The Court notes that, generally, the NASD Uniform Practice Code does not use the word “may” when it means “shall” or “must.” Thus, defendant Larkin’s obligation to perform a buy-in pursuant to the “non-amended” portion of Rule 59 is “permissive” in nature based on the deliberate use of the word “may” in the non-amended language.

However, notwithstanding such deliberate use, Larkin would have a mandatory duty to buy-in on behalf of Burns if, as Burns contends, Rule 59 and its accompanying amendment were considered by Larkin to be the industry custom and practice. As a result, the Court holds that, even though Rule 59 in its not-amended form makes buy-ins permissive and, additionally, the amendment itself only applies to NASDAQ securities, Burns has alleged sufficient facts such that he may go before a jury to try to prove whether Rule 59 and its accompanying amendment constituted an industry custom or practice. If Burns can prove that clearing brokers such as Larkin rely on Rule 59 and its amendments as an industry-wide practice, then such a custom or practice would become an implied condition of the Larkin-Richfield contract. Burns may try to prove further that Larkin violated this custom or practice, and that such a violation caused him damage. Alternatively, if Burns fails to prove that such a practice or custom existed, Larkin would not have had a duty to buy-in on behalf of Burns, no implied condition would exist, and Larkin would not be liable for failing to perform the buy-in.

THEREFORE, IT IS

ORDERED that defendant Larkin’s Motion for Summary Judgment be, and the same hereby is, DENIED. It is further

ORDERED that defendant Larkin’s Motion to Strike Affidavit of Brian Burns is DENIED because this order effectively renders the motion moot.
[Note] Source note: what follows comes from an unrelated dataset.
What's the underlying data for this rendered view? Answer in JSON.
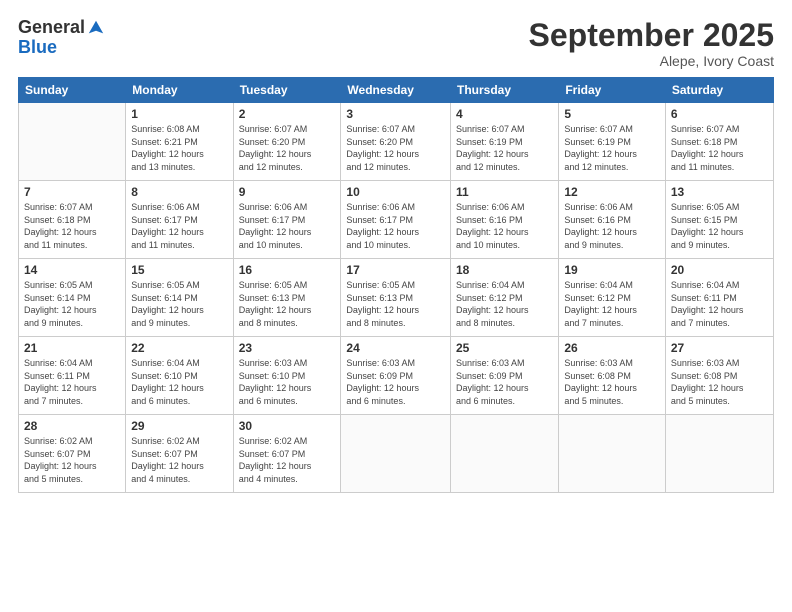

. Burns alleges that when Otra failed to deliver the shares to Richfield and Larkin, Richfield should have performed a "buy-in,” i.e., purchased the USA Medical, Inc. stock in the marketplace and delivered it to Burns.
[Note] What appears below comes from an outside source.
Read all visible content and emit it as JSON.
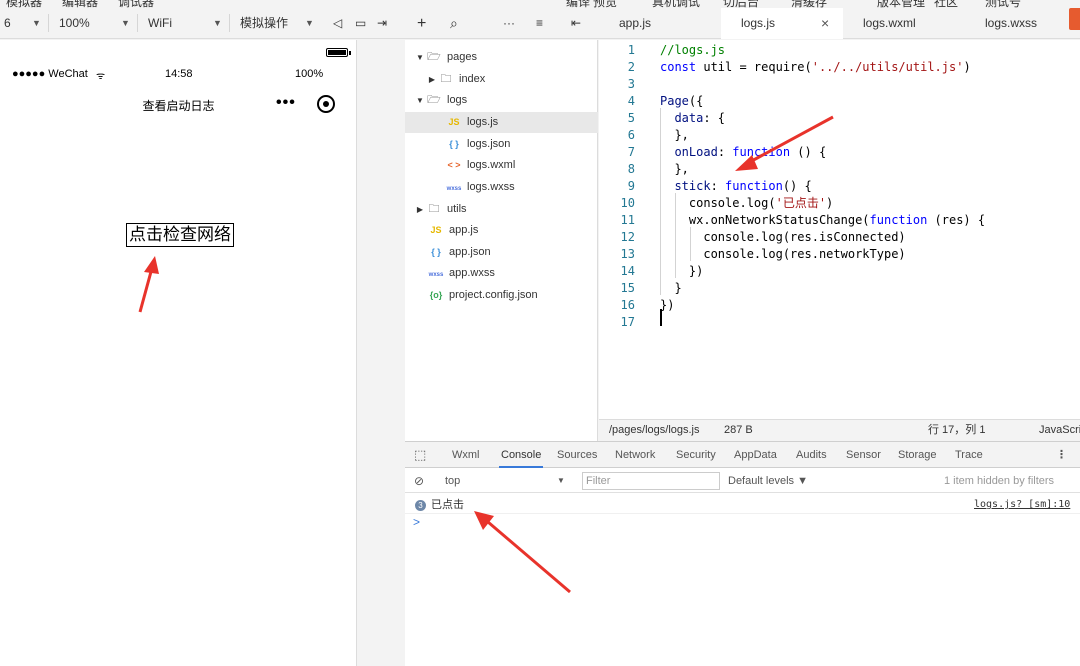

. One might also argue that Larkin’s exercise of extraministerial authority and control changed its status from that of an agent to that of principal; or, alternatively, made Larkin an agent of Burns. The main problem with such an analysis is that the clearing agreement between Rich-field and Larkin contained a provision which stated that no principal-agent relationship shall exist between Richfield and Larkin. See the Court’s analysis regarding Dillon v. Militano infra.
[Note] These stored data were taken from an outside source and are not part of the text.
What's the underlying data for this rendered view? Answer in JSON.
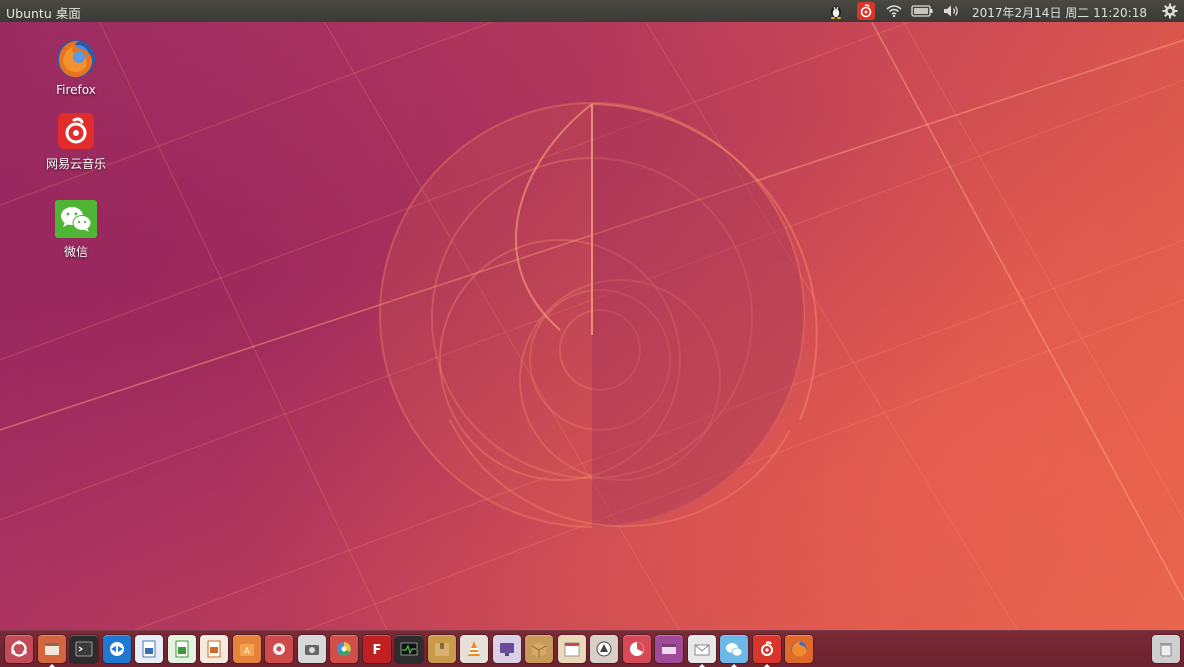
{
  "top_panel": {
    "title": "Ubuntu 桌面",
    "clock": "2017年2月14日 周二 11:20:18",
    "tray_icons": [
      "penguin-icon",
      "netease-music-icon",
      "wifi-icon",
      "battery-icon",
      "volume-icon",
      "gear-icon"
    ]
  },
  "desktop": {
    "icons": [
      {
        "label": "Firefox",
        "icon": "firefox-icon"
      },
      {
        "label": "网易云音乐",
        "icon": "netease-music-icon"
      },
      {
        "label": "微信",
        "icon": "wechat-icon"
      }
    ]
  },
  "launcher": {
    "items": [
      {
        "icon": "ubuntu-dash-icon",
        "color": "#c34a57"
      },
      {
        "icon": "files-icon",
        "color": "#d3653f"
      },
      {
        "icon": "terminal-icon",
        "color": "#2c2c2c"
      },
      {
        "icon": "teamviewer-icon",
        "color": "#1f78d1"
      },
      {
        "icon": "libreoffice-writer-icon",
        "color": "#e8eef5"
      },
      {
        "icon": "libreoffice-calc-icon",
        "color": "#e7f3e1"
      },
      {
        "icon": "libreoffice-impress-icon",
        "color": "#f6e9dd"
      },
      {
        "icon": "software-center-icon",
        "color": "#e5823b"
      },
      {
        "icon": "system-settings-icon",
        "color": "#cf4a4a"
      },
      {
        "icon": "screenshot-icon",
        "color": "#d8d8d8"
      },
      {
        "icon": "chromium-icon",
        "color": "#d14d46"
      },
      {
        "icon": "filezilla-icon",
        "color": "#c12022"
      },
      {
        "icon": "system-monitor-icon",
        "color": "#2d2d2d"
      },
      {
        "icon": "archive-manager-icon",
        "color": "#c99a4a"
      },
      {
        "icon": "vlc-icon",
        "color": "#e7e0d8"
      },
      {
        "icon": "remote-desktop-icon",
        "color": "#d9d0e6"
      },
      {
        "icon": "package-installer-icon",
        "color": "#c9995a"
      },
      {
        "icon": "calendar-icon",
        "color": "#ead9b8"
      },
      {
        "icon": "software-updater-icon",
        "color": "#d8d0c8"
      },
      {
        "icon": "disk-usage-icon",
        "color": "#d64a58"
      },
      {
        "icon": "workspace-switcher-icon",
        "color": "#a04a9a"
      },
      {
        "icon": "mail-icon",
        "color": "#e8e8e8"
      },
      {
        "icon": "wechat-icon",
        "color": "#6cb8e8"
      },
      {
        "icon": "netease-music-icon",
        "color": "#d9362b"
      },
      {
        "icon": "firefox-icon",
        "color": "#e06a2a"
      },
      {
        "icon": "trash-icon",
        "color": "#cfcfcf"
      }
    ]
  }
}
. The Court believes that the policies and industry practices animating the need for arbitration clauses contracted for between clearing brokers and customers are substantially different from the policies and industry practices which animate the tripartite relationship in the case at bar. See e.g., Jerry W. Markham, Commodities Regulation: Fraud, Manipulation & Other Claims, Part II Secondary Liability, Chapter 4, Secondary Liability: Agency and Controlling Persons, § 4.05 (1990) (cited on WESTLAW as "CB SEC 13 s 4.05”); Peter M. Fass & Robert J'.'Haft, Investment Limited Partnerships And Other Pass-Through Vehicles, Part I, Chapter 6A, Broker-Dealer Compliance for Real Estate Limited Partnership Syndications, § 6A.07 (1991) (cited on WESTLAW as "CB SEC4 s 6A.07”). Compare Anthony Detoro, *864Waiver of The Right To Compel Arbitration of Investor-Broker Disputes, 21 Cumb.L.Rev. 615 (1990).

. According to the literature supporting the amendment, the NASDAQ exchange suffers from certain problems associated with "short selling” of securities. Near the end of the supporting literature, it states that

[W]e note that buy-ins for cash or guaranteed delivery can occur under the current regime at the buying-in broker’s discretion, and the proposed rule change would make buy-ins mandatory only for public customer accounts, and only after a clearing corporation's failure to deliver.

See Securities Exchange Commission Docket 931-932, Vol. 43, No. 6 discussing Securities Exchange Act of 1934, Release No. 34-26694/ April 4, 1989, File No. SR-NASD-87-10 (emphasis added). This paragraph confirms that buy-ins are permissive, not mandatory, for securities not covered by the amendment to Rule 59.